His writings and translations include:
- "Tabulae Long. ac Lat. Stellarum Fixarum ex Observatione Ulugh Beighi, Tamerlanis Magni Nepotis..." (1665), a translation of the c. 1438 Zij-i Sultani
- Hyde, Thomas (1677). "Jang Ampat Evangelia derri Tuan Kita Jesu Christi, daan Berboatan derri Jang Apostoli Bersacti, Bersalin dallam Bassa Malayo, That Is, The Four Gospels of Our Lord Jesus Christ, and the Acts of the Holy Apostles, Translated into the Malayan Tongue", a combination of the separate translations of the Dutchmen A.C. Ruyl, J. Van Heurn, and J. Van Hasel with an English foreword by Hyde introducing the Malay language, its orthography, and its grammar.
- Hyde, Thomas (1688). "De Mensuris et Ponderibus Antiquis Libri Tres".
- Farissol, Abraham (1691). "אגרת אורחות שלם Id Est, Itinera Mundi, Sic Dicta Nempe Cosmographia...", a translation of Abraham Farissol's 1524 Iggeret Orḥot 'Olam.
- Hyde, Thomas (1694). "De Ludis Orientalibus Libri Duo...".
- Hyde, Thomas (1700). "Historia Religionis Veterum Persarum, Eorumque Magorum...".

In parts of the De Ludis Orientalibus, he relates his understanding of various Chinese games as explained to him by Michael Shen.

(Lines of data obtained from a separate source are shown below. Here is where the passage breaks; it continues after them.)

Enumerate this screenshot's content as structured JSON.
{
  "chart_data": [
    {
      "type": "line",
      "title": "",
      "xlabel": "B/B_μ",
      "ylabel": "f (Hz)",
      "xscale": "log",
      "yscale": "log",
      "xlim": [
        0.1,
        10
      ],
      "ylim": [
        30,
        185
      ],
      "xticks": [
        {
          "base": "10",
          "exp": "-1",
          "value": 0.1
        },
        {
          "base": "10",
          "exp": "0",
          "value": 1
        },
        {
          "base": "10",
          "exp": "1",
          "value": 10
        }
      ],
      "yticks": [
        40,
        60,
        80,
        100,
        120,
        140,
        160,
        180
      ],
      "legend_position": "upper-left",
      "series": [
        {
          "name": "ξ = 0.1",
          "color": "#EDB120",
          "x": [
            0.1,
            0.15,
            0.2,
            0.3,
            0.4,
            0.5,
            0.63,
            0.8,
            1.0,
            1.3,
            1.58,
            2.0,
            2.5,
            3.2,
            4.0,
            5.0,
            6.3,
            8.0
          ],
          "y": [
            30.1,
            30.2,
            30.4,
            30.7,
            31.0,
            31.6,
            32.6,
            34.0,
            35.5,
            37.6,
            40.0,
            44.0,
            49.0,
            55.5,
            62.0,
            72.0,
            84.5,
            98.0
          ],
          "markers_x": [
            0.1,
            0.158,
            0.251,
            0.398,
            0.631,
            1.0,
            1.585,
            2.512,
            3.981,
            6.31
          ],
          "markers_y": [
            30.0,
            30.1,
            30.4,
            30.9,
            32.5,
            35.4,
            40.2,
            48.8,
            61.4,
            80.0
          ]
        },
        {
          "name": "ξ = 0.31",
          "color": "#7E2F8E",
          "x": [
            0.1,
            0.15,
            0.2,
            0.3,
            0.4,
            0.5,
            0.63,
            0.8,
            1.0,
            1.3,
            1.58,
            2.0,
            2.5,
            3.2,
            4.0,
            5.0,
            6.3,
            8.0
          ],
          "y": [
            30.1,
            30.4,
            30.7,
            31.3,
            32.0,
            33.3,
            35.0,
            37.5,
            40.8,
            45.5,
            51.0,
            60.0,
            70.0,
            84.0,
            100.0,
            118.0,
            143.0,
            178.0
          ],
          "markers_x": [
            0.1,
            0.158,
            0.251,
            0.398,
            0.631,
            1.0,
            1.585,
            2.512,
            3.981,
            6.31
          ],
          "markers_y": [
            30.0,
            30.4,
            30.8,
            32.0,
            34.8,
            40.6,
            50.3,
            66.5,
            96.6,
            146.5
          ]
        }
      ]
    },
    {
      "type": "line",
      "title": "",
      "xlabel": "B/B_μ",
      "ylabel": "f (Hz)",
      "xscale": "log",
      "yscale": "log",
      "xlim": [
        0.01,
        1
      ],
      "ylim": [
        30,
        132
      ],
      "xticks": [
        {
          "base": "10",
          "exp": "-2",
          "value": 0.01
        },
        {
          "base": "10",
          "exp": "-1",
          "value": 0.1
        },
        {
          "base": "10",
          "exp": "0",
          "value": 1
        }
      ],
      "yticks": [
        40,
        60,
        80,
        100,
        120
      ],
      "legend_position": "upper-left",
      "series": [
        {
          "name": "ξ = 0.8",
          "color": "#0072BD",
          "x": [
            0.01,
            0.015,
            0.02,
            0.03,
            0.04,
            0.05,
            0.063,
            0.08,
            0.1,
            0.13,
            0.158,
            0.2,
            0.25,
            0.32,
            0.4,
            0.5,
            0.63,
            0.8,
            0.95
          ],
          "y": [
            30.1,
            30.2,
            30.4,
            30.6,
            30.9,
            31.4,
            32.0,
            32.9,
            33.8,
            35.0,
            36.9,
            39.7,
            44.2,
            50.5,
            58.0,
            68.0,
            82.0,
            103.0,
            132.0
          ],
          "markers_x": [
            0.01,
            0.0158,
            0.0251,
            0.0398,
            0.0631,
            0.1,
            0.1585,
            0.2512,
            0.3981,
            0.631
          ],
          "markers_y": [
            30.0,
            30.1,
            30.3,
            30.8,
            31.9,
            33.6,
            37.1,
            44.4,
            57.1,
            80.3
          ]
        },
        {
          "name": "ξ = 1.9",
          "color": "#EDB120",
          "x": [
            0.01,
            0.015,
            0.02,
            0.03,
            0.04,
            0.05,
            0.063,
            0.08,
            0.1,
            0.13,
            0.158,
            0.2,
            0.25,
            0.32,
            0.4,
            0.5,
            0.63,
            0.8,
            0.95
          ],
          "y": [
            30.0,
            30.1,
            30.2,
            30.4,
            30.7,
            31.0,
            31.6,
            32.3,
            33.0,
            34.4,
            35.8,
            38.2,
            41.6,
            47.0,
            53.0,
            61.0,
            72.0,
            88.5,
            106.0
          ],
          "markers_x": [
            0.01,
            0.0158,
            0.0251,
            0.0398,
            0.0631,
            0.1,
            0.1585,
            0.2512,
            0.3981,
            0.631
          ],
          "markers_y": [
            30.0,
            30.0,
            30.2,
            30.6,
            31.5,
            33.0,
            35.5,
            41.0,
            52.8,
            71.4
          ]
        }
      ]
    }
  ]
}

These include coan ki and a confused account of weiqi (i.e., go) which includes the first Latin mention of the game's concept of "eyes". The Historia Religionis Veterum Persarum was republished by Hunt and Costard in 1760. The other works—including some previously unpublished manuscripts—were collected, edited, and published by Gregory Sharpe in 1767 under the title Syntagma Dissertationem quas Olim Thomas Hyde Separatim Edidit. Sharpe also provided a biography of Hyde in his work.